NTARC sets out safety research focus

Board chairman identifies high productivity vehicles, level crossings and stability controls as initial issues

By Rob McKay | September 1, 2011

The new board of the National Truck Accident Research Centre (NTARC) has identified several major issues to focus on as it looks to generate "real change on the ground".

The AllRoads Safety Advisory Board Chairman, Associate Professor Kim Hassall, tells ATN that an examination of the safety case of high productivity vehicles (HPV) had been indentified following the board’s first two meetings in Perth and Brisbane.

The NTARC, which is backed by National Transport Insurance (NTI), would undertake a safety review of such HPV fleets as it can gain access to, with Hassall pointing out that the European experience had been that good safety outcomes were available given that there were fewer trucks were spending less time on road.

The interface between road and rail is another issue, with the Centre to examine the efficacy of a transmitting device that signals the presence of a train in a proximity stretching from 20 metres to 40km.

Hassall says the rail industry is looking at it keenly and that trials are underway in Queensland and Victoria.
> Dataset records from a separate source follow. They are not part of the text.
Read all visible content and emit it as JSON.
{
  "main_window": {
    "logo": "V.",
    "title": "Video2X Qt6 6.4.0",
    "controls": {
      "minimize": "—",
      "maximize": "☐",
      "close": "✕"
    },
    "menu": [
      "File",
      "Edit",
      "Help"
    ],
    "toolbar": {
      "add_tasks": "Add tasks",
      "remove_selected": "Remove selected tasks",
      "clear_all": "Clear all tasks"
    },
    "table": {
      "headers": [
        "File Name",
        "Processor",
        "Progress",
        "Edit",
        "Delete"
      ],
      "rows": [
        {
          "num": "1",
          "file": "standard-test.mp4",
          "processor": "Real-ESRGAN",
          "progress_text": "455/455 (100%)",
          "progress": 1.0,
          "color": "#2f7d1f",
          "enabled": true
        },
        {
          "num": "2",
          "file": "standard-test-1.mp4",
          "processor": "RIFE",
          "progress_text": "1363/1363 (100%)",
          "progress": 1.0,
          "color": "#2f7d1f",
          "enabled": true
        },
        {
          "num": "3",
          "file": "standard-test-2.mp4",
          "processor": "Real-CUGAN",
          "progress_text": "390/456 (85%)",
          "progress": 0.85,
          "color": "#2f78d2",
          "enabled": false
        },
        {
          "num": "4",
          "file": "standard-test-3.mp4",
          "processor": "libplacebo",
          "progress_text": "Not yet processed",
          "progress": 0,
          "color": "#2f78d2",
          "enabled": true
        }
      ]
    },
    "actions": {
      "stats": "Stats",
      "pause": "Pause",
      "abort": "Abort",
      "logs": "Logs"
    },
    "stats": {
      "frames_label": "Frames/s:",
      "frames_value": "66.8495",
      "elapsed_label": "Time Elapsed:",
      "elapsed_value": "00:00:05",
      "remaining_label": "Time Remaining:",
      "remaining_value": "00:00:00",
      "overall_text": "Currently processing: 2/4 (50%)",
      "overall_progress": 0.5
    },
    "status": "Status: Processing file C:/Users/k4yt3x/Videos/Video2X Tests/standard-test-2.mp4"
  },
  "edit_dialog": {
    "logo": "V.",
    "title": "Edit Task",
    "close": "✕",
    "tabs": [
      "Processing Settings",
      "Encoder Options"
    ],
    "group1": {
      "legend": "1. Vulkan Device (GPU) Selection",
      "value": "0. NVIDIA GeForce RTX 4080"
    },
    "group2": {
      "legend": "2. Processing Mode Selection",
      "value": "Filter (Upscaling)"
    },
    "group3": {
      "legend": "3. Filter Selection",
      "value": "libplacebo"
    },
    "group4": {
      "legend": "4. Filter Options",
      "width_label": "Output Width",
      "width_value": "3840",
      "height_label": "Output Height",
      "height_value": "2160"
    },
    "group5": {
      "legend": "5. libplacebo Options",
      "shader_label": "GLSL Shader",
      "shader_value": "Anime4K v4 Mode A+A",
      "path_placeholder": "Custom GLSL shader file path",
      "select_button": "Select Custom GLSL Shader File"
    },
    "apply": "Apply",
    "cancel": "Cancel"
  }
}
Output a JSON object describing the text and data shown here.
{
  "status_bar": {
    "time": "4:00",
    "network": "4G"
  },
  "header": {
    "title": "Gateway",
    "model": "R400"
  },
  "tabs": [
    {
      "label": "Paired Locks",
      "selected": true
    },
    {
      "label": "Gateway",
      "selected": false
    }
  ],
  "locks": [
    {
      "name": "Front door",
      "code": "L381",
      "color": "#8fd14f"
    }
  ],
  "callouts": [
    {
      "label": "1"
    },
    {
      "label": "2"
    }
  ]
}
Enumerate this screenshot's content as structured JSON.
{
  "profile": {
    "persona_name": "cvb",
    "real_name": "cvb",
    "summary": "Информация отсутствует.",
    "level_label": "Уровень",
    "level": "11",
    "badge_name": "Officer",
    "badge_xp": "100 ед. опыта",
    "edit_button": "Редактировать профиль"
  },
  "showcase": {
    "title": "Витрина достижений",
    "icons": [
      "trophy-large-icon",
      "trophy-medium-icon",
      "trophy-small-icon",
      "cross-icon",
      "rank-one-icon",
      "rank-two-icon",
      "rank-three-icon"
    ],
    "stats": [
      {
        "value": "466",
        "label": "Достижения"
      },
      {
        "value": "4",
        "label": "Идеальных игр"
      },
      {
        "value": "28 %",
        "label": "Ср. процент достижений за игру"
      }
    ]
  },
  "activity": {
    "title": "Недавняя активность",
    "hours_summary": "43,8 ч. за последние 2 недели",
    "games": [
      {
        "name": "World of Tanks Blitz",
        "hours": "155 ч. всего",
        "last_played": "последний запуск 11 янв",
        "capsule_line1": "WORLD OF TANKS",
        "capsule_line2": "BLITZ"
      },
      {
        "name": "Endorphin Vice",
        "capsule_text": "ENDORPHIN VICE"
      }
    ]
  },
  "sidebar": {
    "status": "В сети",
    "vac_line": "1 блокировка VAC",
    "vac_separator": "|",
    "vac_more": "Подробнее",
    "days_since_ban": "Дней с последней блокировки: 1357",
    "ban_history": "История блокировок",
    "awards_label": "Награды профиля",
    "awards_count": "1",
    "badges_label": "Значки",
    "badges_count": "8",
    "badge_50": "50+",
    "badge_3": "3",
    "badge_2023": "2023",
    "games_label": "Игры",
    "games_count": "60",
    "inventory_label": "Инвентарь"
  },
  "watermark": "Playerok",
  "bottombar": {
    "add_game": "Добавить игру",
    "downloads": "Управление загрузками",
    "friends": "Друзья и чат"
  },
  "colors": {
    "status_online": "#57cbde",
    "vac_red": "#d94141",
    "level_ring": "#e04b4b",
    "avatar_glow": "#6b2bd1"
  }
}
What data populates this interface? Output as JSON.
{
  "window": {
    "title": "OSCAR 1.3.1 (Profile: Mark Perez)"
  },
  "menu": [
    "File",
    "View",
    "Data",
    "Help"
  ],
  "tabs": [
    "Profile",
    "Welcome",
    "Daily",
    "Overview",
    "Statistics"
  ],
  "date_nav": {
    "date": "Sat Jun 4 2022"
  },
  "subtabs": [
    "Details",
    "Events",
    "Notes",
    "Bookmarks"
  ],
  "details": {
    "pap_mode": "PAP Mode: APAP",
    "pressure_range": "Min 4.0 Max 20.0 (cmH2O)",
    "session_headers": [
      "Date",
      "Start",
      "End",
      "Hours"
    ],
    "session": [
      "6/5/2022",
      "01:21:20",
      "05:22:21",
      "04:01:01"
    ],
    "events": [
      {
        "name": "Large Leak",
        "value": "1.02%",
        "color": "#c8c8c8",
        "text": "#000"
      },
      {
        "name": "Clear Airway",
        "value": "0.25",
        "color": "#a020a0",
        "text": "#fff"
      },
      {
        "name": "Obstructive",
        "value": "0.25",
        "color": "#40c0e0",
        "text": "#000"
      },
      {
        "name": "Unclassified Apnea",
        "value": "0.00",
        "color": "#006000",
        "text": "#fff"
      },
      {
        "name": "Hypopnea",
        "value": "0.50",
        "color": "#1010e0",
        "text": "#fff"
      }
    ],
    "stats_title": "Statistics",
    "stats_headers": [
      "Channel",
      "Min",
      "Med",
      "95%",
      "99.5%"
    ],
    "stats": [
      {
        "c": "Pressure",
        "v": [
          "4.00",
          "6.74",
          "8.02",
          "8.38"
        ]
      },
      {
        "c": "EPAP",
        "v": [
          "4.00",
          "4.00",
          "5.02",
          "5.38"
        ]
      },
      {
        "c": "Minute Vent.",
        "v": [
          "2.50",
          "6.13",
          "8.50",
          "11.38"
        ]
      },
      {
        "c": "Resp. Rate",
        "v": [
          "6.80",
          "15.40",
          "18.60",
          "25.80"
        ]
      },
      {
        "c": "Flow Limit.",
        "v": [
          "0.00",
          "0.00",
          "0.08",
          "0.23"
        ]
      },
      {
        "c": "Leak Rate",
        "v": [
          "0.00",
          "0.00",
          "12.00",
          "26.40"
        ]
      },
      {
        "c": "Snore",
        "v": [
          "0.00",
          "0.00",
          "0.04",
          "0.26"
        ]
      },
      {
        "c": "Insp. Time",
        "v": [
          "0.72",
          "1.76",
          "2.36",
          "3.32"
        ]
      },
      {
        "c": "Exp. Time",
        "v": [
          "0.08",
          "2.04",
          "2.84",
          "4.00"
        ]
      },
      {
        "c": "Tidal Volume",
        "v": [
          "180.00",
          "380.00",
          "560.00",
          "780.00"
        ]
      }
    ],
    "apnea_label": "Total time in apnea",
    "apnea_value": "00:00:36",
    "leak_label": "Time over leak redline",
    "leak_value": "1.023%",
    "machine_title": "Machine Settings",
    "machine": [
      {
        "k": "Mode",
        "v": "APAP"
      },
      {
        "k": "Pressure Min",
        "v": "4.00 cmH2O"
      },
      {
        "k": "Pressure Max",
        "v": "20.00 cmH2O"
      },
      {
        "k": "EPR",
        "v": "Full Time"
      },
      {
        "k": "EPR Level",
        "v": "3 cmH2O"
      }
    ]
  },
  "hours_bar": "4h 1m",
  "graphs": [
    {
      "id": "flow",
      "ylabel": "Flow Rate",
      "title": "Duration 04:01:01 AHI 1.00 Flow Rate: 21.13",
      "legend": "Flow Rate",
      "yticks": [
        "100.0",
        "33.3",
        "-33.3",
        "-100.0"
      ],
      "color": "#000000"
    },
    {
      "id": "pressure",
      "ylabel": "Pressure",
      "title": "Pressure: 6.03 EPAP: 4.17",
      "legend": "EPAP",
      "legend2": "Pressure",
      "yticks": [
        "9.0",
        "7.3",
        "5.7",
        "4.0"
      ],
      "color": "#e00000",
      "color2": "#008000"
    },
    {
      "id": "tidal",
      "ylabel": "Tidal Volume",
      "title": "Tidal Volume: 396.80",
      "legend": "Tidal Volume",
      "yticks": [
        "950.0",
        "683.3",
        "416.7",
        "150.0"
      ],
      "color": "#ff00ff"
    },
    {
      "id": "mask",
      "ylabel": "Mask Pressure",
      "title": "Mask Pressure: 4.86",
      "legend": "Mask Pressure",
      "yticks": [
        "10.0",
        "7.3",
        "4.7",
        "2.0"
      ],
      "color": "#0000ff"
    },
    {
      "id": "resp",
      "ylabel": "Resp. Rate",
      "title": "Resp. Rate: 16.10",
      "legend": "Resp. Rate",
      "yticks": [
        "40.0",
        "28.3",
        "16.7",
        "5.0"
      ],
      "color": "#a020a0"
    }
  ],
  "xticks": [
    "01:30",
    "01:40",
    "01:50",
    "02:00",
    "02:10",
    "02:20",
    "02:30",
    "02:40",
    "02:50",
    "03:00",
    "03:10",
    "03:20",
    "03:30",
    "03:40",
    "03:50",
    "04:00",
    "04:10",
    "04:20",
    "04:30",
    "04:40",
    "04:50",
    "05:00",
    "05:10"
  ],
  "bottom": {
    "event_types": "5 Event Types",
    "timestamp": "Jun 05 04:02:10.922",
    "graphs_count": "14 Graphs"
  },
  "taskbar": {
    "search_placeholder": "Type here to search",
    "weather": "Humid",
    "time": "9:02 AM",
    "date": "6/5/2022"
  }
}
"Theoretically, if you have enough trucks fit these things the unit price of the receiver technology that the truck could potentially be less than $100," he says.

Another focus on the agenda is the performance of vehicles fitted with electronic stability control devices.

"We thought at the last meeting that those three things were probably big enough for the next six to 12 months," Hassall says.

"The main aim is to send this stuff up the line to the regulators, the state and federal departments of transport and also to get it out into the academic research world as well."

Meanwhile, the Centre will look to shed light on questions that had proved difficult to isolate data on, such as the average age of trucks involved in accidents and the incident/accident rates for the different configurations of trucks.

"One of the positive things is not only the very specific network of operators that we can tap into because of the insurance relationships but the fact is that there is now in excess of 10 years’ worth of very, very good insurance company data that really isn’t in the public domain that we will get access to," Hassall says.

"I and others will be doing analysis on that."

Advisory board member and NTI Industry Relations National Manager Owen Driscoll says NTARC’s "cleanskin" nature and the reputation of its board members will work in its favour when making its road-safety recommendations.

He insists its charter would be to look at specific issues "rather than take on all the problems of the world", pointing to the very long lead times that reforms present and saying: "I think we started talking about fatigue reform in 1997.

"And when did we get it - 2008."

Driscoll expects the Centre to have the assets and personnel to respond quickly to issues and help save time.